The Brisbane Gunman
Last week saw a gunman on Queen Street Mall, in the Brisbane CBD. Whilst a small scale event on the international stage, it did provide an example of an incident impacting upon a small community, for a short period of time. Brisbane’s main shopping area, the Queen Street Mall, was shut down for a period of time whilst police confronted a gunman. No members of the public were injured, whilst the gunman was eventually shot by police with rubber bullets, arrested and taken to hospital. The entire event lasted just over an hour.
Who am I?
I have recently joined the Media Ecologies project as a Postdoctoral Research Fellow. My academic background is primarily within ‘game studies’, and particularly the study of Virtual Worlds. I have also written about the gambling industry, and my recently submitted PhD thesis incorporates both of these, considering how community driven regulation of the type established in the offshore gambling industry could be applied more broadly to Virtual Worlds, but also platforms including social networking sites. Whilst I have a number of ongoing projects that would fall under the Mapping Online Publics remit, you can expect to see content about video, sports/gambling and the gaming industry going forward, as well as some quick analyses such as this on current events.
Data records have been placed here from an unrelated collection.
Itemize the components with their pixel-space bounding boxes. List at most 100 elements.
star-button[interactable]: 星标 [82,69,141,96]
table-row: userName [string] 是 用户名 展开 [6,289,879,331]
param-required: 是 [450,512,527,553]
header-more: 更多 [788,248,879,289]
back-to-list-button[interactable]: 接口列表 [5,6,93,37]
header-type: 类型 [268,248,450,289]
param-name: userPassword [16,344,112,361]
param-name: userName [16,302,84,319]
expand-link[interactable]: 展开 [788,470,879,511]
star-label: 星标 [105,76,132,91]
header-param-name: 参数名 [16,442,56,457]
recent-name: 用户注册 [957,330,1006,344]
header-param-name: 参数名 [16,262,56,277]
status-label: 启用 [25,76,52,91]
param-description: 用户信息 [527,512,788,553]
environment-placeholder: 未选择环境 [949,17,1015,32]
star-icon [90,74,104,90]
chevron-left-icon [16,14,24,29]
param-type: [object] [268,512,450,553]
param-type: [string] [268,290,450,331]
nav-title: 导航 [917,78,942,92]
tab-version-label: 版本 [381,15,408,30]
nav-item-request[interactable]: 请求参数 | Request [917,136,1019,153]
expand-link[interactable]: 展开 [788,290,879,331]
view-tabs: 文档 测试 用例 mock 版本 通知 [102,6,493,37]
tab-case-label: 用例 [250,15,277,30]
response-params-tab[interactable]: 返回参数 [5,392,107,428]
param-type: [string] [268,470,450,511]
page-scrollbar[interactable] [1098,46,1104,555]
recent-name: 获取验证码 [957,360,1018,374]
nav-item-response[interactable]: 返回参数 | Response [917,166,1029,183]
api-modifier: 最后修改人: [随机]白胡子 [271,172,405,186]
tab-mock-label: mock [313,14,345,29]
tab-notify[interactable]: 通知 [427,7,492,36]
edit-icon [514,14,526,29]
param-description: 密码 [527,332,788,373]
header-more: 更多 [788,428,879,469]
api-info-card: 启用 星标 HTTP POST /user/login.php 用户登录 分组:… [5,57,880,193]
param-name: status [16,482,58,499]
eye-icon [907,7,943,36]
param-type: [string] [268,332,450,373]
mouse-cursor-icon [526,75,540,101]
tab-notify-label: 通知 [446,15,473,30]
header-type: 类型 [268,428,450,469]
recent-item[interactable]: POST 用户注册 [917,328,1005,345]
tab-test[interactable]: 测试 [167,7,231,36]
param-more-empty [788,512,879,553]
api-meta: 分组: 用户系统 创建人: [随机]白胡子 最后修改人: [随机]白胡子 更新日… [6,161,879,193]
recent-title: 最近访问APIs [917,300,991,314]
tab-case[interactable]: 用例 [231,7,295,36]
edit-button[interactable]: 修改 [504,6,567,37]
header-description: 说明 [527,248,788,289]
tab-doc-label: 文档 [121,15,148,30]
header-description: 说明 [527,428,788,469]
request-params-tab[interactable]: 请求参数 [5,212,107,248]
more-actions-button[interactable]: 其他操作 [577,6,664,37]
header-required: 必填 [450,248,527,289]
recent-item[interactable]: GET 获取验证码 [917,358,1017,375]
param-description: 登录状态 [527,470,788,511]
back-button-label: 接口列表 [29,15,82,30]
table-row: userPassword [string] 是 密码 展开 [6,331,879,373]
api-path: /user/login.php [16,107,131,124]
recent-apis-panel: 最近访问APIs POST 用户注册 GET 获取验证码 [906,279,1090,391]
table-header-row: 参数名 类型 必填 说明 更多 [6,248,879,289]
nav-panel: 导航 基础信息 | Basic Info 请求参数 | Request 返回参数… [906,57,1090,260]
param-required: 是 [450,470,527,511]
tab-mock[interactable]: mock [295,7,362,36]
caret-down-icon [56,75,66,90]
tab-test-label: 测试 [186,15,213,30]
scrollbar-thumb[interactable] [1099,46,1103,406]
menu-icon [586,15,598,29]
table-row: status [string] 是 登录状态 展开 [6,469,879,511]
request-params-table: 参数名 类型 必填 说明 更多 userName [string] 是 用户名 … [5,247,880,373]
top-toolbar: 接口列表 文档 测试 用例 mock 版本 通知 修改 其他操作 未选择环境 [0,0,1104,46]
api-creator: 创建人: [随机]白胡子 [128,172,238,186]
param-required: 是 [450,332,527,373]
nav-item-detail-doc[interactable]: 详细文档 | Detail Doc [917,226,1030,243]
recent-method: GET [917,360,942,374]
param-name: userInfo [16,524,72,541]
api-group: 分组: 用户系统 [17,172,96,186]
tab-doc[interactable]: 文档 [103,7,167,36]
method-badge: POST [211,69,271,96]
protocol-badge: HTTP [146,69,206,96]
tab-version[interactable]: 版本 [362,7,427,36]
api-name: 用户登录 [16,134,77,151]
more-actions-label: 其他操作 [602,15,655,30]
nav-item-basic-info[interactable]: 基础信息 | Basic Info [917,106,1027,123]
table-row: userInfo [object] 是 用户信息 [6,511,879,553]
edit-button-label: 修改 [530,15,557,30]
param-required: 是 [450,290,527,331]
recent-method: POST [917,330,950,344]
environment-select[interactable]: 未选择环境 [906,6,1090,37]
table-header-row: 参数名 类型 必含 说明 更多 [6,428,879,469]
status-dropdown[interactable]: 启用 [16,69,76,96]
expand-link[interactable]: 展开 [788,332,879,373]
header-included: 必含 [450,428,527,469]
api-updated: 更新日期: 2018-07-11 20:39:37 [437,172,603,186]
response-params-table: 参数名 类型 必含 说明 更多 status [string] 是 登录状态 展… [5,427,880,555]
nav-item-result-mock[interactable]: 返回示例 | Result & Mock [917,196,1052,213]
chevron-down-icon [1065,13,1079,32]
More generic content on my other research interests can also be found at my blog.
There are some unfortunate holes in our dataset, which provides an important caveat. These holes were caused by overloading of the yourTwapperKeeper install by another project (on which more soon), and so the below should be read with that in mind. Essentially, these caused the steps on the volume graph, and it is impossible to predict what may have been lost during that time. We also, as is typical of YTK, missed the very beginning of the dataset, and the usual caveats re: the twitter API apply.
As noted, the steps in the above indicate holes in the data, but the Twitter conversation followed a fairly predictable form, a gentle incline as people started to hear about what was happening, a sharp spike as the news hit the mainstream, and a long tail.
The majority of the mainstream conversation centred on the accounts of broadcasters and newspapers, such as @couriermail, @9newsbrisbane, @7newsbrisbane, @abcnews and @newscomauhq, who were live tweeting developments. Whilst people were retweeting these accounts, and tweeting to them, there was little outreach to the community or re-tweeting of community photos by the news organisations. There was also little evidence of community based news sources during this incident, with most participants retweeting only a handful of tweets; instead, there was widespread diffusion amongst users.
Across 2045 users in the data set, and 2765 tweets, 42 users tweeted 5 or more times. Almost 45% of the total tweet volume was retweets, which rose to over 69% amongst the 42 highest tweeters. Again, this rose to 58.8% amongst the most frequent tweeters. 32% of the tweets were classified as original content, and 23% as genuine @replies, however both of these figures must be read in the context of the spam accounts identified below, which alone accounted for just over 10% of the total data set.
38.6% of the total tweets contained a URL. Of the total 1142 URL’s shared, the top 4 (122, 114, 57 and 55) referred users to stories on the Courier Mail, news.com.au, abc.net.au and Brisbane Times websites respectively, whilst the fifth was to the YouTube based live streaming of ABC News 24. Yahoo! News Australia came in sixth (34), and 2dayfm ninth (22), whilst the remaining three top 10 URL’s (30, 26 and 21) were to Twitter hosted photographs of the gunman, on the accounts of Sunriseon7, the Courier Mail and Yahoo 7 News respectively.
And one final observation. By far the most frequently occurring tweet, some 344 instances (of 2765 total tweets) , was this:
— Kiera Ebbesen (@Kiera_Ebbesen) March 8, 2013
From checking a number of these tweets, this appears to be a bot reporting news, with real usernames at the beginning and end, presumably in some attempt to increase traffic to the specified accounts.